Affected rivers include the Yellow River in northern China, the Ganges in
India, the Niger in West Africa, and the Colorado in the southwestern United
States.
When added to the effects from damming, irrigation and other water use,
these changes could add up to a threat to future supplies of food and water,
the researchers reported in the American Meteorological Society's Journal of
Climate.
"Reduced runoff is increasing the pressure on freshwater resources in much
of the world, especially with more demand for water as population
increases," Aiguo Dai of the National Center for Atmospheric Research in
Boulder, Colorado, who led the study, said in a statement.

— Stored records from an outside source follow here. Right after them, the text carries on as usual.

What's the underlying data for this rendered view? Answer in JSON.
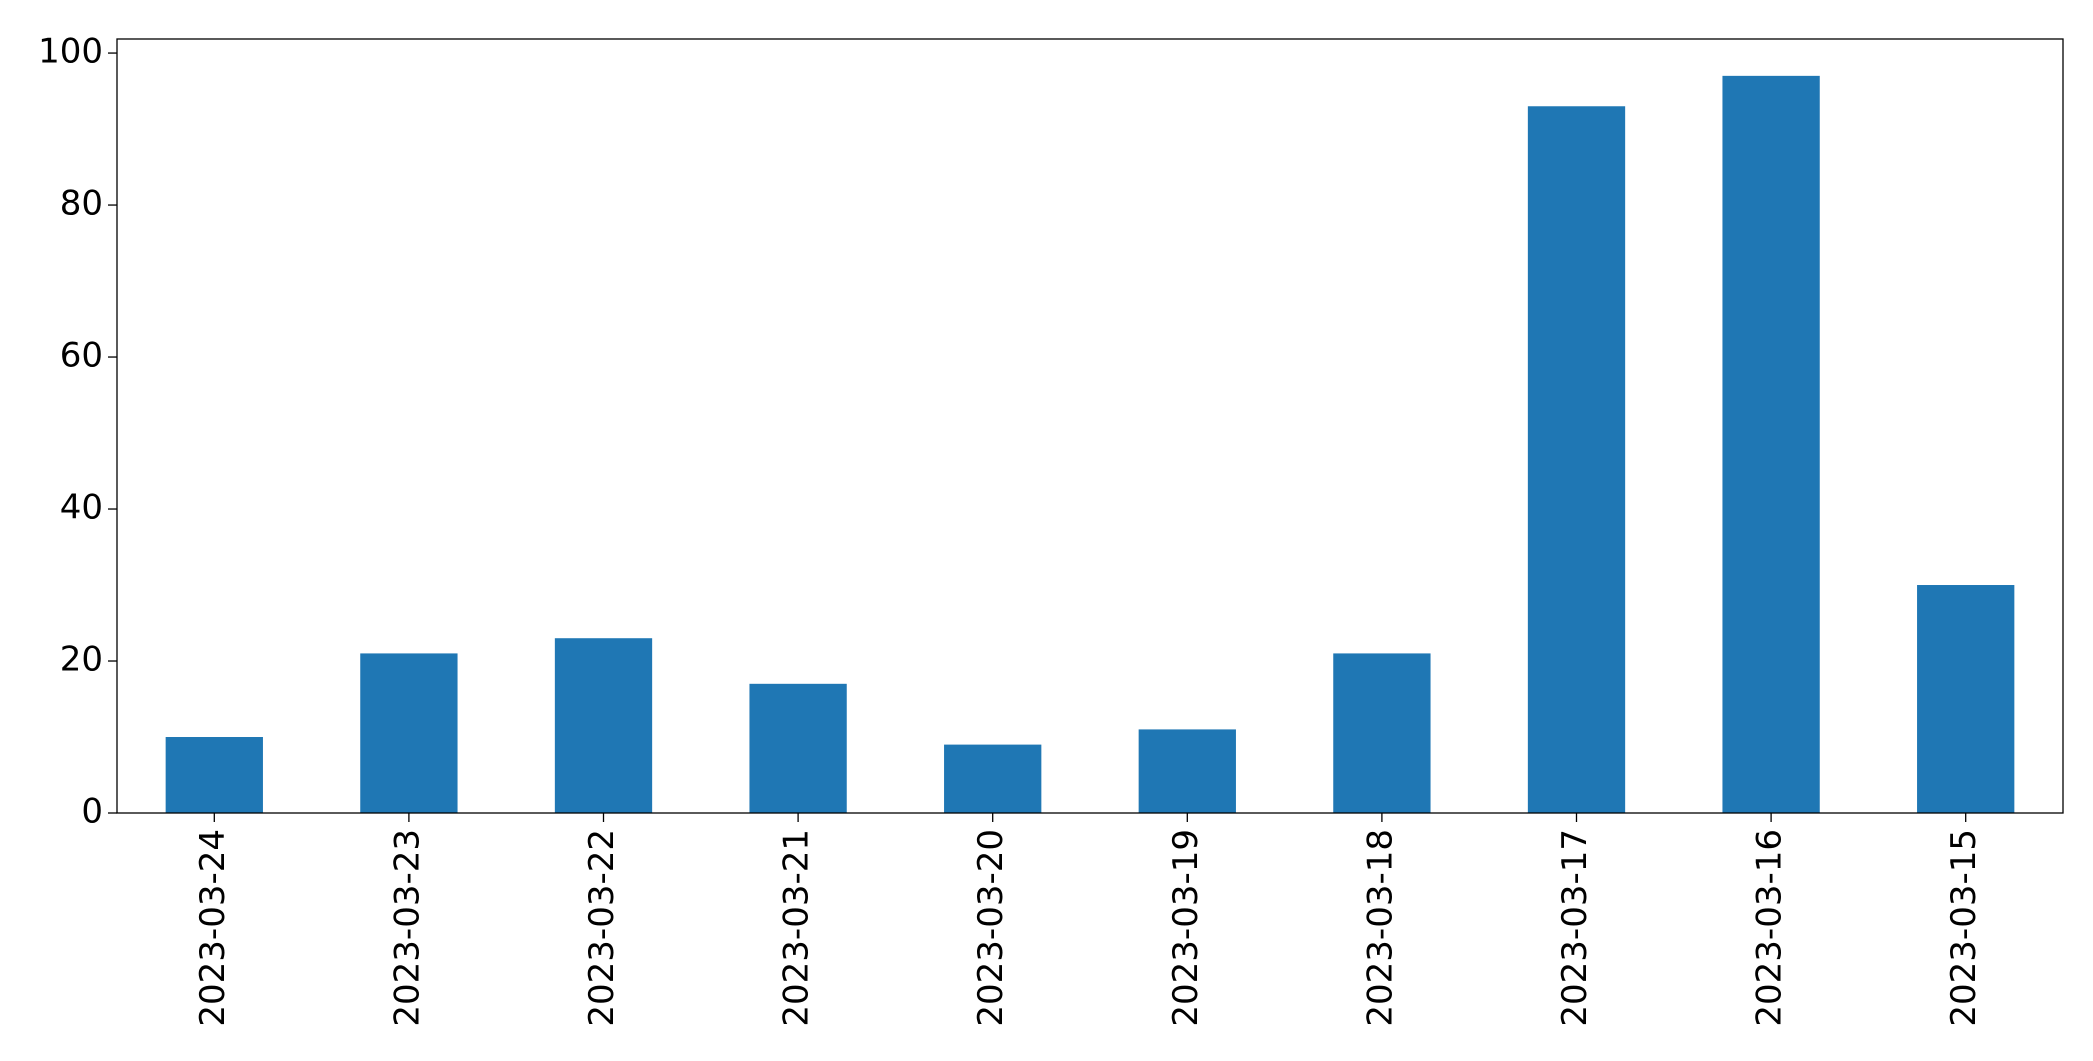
{
  "chart_data": {
    "type": "bar",
    "categories": [
      "2023-03-24",
      "2023-03-23",
      "2023-03-22",
      "2023-03-21",
      "2023-03-20",
      "2023-03-19",
      "2023-03-18",
      "2023-03-17",
      "2023-03-16",
      "2023-03-15"
    ],
    "values": [
      10,
      21,
      23,
      17,
      9,
      11,
      21,
      93,
      97,
      30
    ],
    "color": "#1f77b4",
    "ylim": [
      0,
      101.85
    ],
    "yticks": [
      0,
      20,
      40,
      60,
      80,
      100
    ],
    "grid": false
  }
}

"Freshwater being a vital resource, the downward trends are a great
concern."
Dai's team looked at records of river flow in 925 big rivers from 1948 to
2004, finding significant changes in about a third of the world's largest
rivers.
Rivers with decreased flow outnumbered those with increased flow by 2.5 to
1, they said.
For instance, annual freshwater discharge into the Pacific Ocean fell by
about 6 percent, or 526 cubic kilometers -- about the equivalent volume of
water that flows out of the Mississippi River each year.
Annual river flow into the Indian Ocean dropped by about 3 percent during
the 56-year period, or 140 cubic kilometers.
The Columbia River in the U.S. Northwest lost about 14 percent of its volume
from 1948 to 2004, largely because of reduced precipitation and higher water
usage in the West, Dai's team said.
But the Mississippi River drains 22 percent more water because of increased
precipitation across the U.S. Midwest since 1948, they said.
Annual discharge from melting ice into the Arctic Ocean also rose about 10
percent, or 460 cubic kilometers.
"Also, there is evidence that the rapid warming since the 1970s has caused
an earlier onset of spring that induces earlier snowmelt and associated peak
streamflow in the western United States and New England and earlier breakup
of river-ice in Russian Arctic rivers and many Canadian rivers," the
researchers wrote.
"As climate change inevitably continues in coming decades, we are likely to
see greater impacts on many rivers and water resources that society has come
to rely on," said NCAR scientist Kevin Trenberth, who worked on the study.